05/28/2026

Top BD firms Raising Recruiting Fees to 16%: Progress for Wealth Management… But Not for Banks and Credit Unions

A recent WealthManagement.com article highlighted some broker-dealers increasing recruiter compensation to as much as 16% for advisor recruiting. The move is being celebrated by many as a progressive step forward in the recruiting landscape.

And to be clear, it is progress.

But for those of you running bank and credit union wealth management programs, the real question is:

 

Progress for who?

As consultants who work with leaders running bank / CU wealth management programs aligned with “top firms,” we’ve spent years battling one of the industry’s most outdated and frustrating double standards: advisor recruiting compensation in the bank and credit union channel.

Here’s the reality.

If a recruiter places a wirehouse advisor into an employee or independent channel, they may now receive compensation approaching 16% of the advisor’s GDC. But if that same recruiter places a comparable producer from a bank or credit union into a bank or credit union program, the economics suddenly change dramatically.

In many cases, bank and credit union advisor recruiting fees are still compensated at levels far below industry standards, often nowhere near the percentages now being celebrated publicly.

This has been a longstanding point of contention between Compass Consulting and the major broker-dealers. Frankly, it’s time for the industry to have an honest conversation about it.

 

The False Narrative Around Bank Advisors

For decades, top firms have justified lower recruiting economics for bank and credit union advisors using the same argument:

“Bank advisors only bring 35% of their book. Wirehouse advisors bring 90%.”

On the surface, that sounds logical. But it ignores the data that actually matters.

At Compass Consulting, we’ve spent years analyzing advisor retention and productivity, client retention, and long-term program performance across wealth channels. The data consistently tells a very different story.

If the average tenure of a bank advisor is 9.2 years, and the average tenure of wealth clients in banks exceeds 11 years, why is the industry still obsessing over Year One portability metrics while ignoring Years Three, Four, and Five+?

That’s where the real value creation happens.

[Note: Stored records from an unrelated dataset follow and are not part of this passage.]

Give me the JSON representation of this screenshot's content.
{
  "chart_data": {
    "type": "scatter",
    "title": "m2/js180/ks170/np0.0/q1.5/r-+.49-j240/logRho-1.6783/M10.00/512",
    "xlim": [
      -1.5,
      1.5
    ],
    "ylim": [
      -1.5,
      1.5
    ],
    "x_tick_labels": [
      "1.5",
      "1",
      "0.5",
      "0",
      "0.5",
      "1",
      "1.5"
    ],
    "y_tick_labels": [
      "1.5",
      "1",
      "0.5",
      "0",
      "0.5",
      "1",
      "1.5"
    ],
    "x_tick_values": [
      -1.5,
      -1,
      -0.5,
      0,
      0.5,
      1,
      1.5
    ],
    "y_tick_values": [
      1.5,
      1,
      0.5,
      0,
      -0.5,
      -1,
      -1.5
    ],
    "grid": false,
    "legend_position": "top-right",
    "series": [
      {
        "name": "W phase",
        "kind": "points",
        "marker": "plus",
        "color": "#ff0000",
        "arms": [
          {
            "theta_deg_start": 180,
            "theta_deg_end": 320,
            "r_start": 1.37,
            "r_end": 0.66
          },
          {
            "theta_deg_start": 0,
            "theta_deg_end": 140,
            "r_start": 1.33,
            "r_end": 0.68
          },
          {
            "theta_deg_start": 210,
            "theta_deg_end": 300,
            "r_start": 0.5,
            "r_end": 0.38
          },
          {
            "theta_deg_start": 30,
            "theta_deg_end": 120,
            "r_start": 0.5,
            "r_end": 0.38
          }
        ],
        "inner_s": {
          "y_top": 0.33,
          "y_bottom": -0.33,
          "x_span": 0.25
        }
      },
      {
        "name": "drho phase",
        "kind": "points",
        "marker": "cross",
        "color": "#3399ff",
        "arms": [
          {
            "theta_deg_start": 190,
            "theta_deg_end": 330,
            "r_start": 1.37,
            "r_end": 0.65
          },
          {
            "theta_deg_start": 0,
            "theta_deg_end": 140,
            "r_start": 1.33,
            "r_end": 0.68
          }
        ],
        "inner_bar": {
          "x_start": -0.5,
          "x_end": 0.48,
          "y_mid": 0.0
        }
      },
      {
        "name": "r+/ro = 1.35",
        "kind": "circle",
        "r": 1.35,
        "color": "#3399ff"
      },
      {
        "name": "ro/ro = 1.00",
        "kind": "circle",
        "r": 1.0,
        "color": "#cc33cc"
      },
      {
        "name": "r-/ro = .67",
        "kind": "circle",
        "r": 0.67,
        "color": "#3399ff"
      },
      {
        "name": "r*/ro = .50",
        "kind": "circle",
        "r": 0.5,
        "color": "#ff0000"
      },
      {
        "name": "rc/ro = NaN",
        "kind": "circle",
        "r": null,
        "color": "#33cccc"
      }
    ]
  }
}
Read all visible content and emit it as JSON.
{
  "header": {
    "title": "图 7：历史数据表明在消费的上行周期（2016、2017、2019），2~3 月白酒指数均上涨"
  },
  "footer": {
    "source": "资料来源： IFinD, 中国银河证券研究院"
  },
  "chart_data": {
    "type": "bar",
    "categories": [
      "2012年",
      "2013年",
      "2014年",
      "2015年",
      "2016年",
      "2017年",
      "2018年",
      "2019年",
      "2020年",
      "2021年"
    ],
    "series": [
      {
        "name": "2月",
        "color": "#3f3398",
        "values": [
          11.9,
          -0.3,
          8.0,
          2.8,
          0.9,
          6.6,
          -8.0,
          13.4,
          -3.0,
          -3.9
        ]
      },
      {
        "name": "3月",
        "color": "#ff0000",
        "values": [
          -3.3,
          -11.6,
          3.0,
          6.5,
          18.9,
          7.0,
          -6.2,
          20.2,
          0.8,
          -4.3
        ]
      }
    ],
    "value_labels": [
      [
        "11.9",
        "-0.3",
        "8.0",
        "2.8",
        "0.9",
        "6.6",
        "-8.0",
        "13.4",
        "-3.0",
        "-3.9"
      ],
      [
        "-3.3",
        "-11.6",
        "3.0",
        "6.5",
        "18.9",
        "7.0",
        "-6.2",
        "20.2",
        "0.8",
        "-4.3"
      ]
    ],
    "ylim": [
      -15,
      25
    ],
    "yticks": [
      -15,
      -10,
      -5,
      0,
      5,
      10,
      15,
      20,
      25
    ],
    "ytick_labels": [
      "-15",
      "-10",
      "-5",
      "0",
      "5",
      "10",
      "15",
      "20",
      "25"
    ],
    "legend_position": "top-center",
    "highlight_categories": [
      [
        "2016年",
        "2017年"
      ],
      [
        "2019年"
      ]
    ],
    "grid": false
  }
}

A $700K producer from JPMorgan Chase, Wells Fargo, or another bank-supported wealth program that goes to another bank or CU is every bit as valuable to a broker-dealer as a $700K wirehouse advisor entering the same firm’s employee or independent channel.

The long-term productivity, client stickiness, and enterprise value are there. The data supports it.

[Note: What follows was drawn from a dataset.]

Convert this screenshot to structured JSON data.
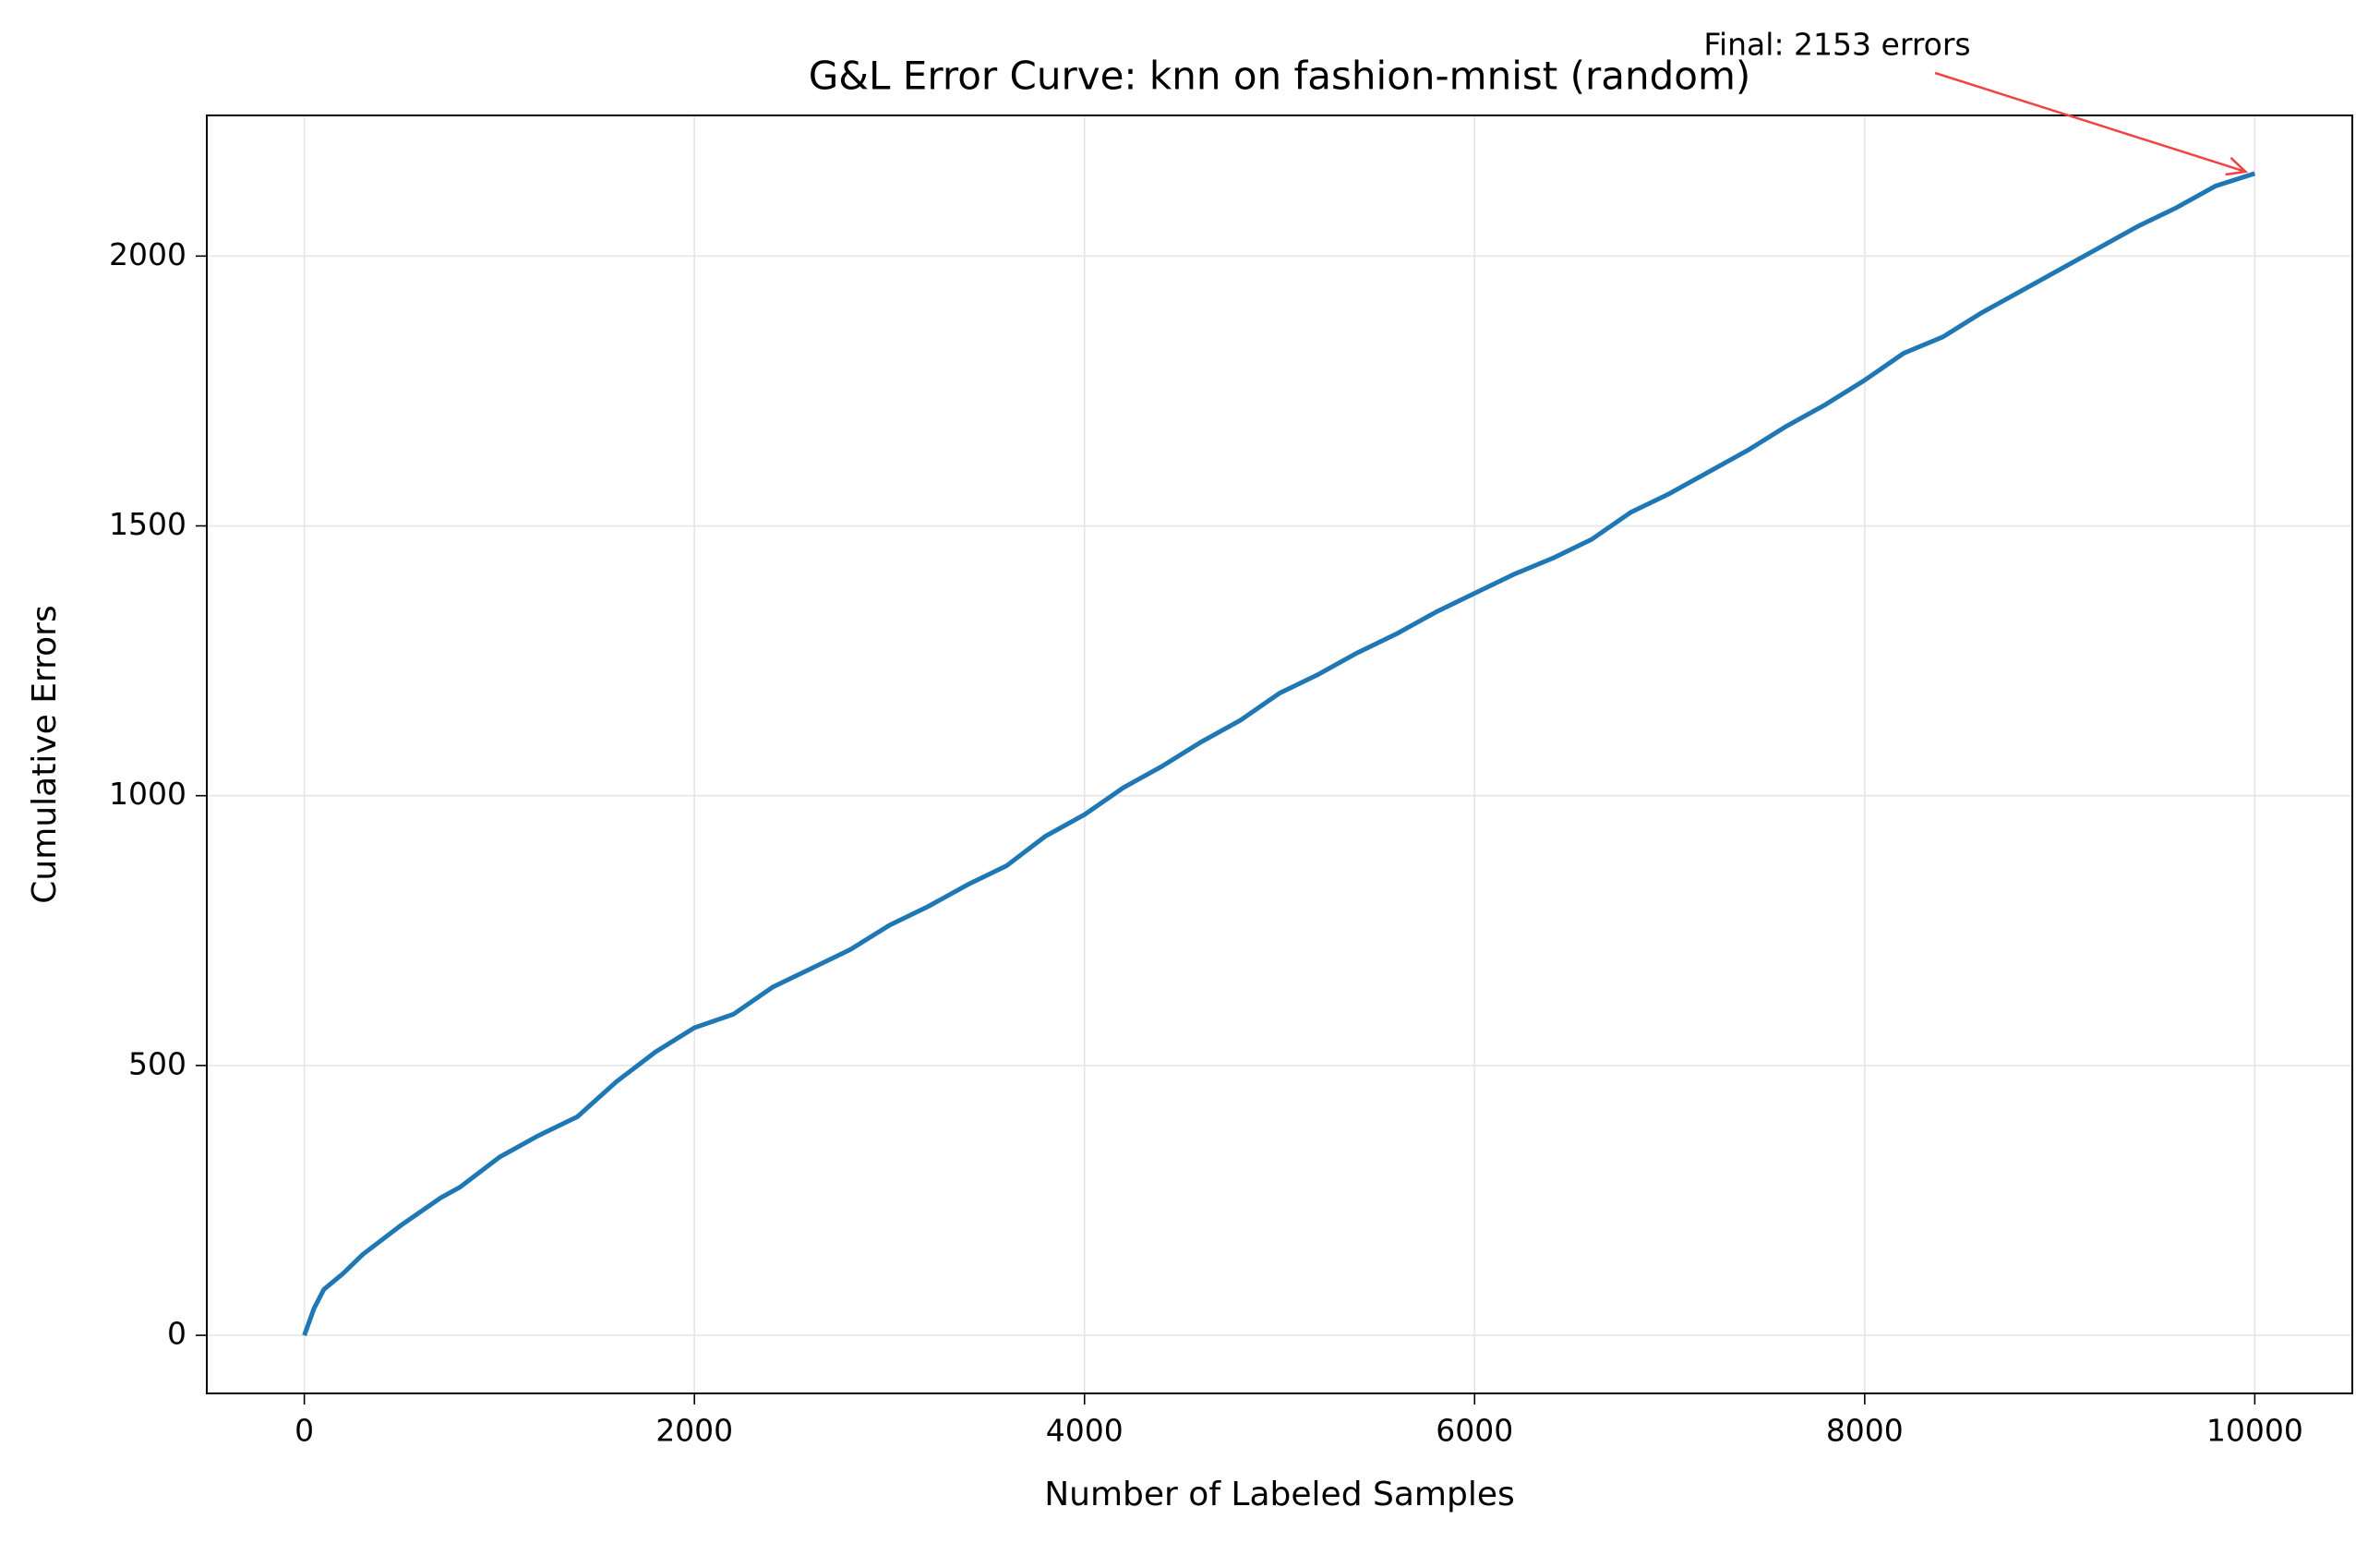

But the compensation structures have failed to evolve alongside the facts.

 

This Is Bigger Than Recruiting Fees

This issue isn’t simply about recruiter payouts. It’s about how the industry fundamentally values the bank and credit union wealth channel.

Banks and credit unions have become increasingly important drivers of advisor and AUM growth, client acquisition, and, more recently, investment banking opportunities through their commercial banking relationships. Yet the recruiting frameworks applied to bank / CU programs still reflect assumptions from decades ago.

That disconnect hurts:

  • Program managers
  • Recruiters
  • Banks and credit unions
  • And ultimately, advisor mobility within the channel

The good news is that we are finally seeing movement. Compass is in active conversations with executive leadership from most BDs that support financial institutions, and change is imminent.

Now is not the time to ease up on the conversation. If anything, now is the time for bank CEOs, credit union executives, and wealth program leaders to become louder and more active in pushing for change.

 

The Ask Is Simple

Compass Consulting has been advocating for this issue for more than five years because we believe the solution is straightforward:

If a broker-dealer is willing to pay a recruiter a certain percentage for talent in its employee or independent channels, then it should apply the same economics to talent in its bank and credit union supported channels – regardless of the advisors’ firm of origin!

Equal production should match equal value.

The bank and credit union wealth space is no longer a secondary recruiting market. It is a mature, data-supported, high-retention advisory channel that deserves to be treated accordingly. Additionally, bank / CU wealth programs are far more planning-centered than before, creating even more value for their affiliated BD.

The firms that recognize this first will have a significant competitive advantage in attracting both advisors and institutional partners.

The rest of the industry will eventually have to catch up.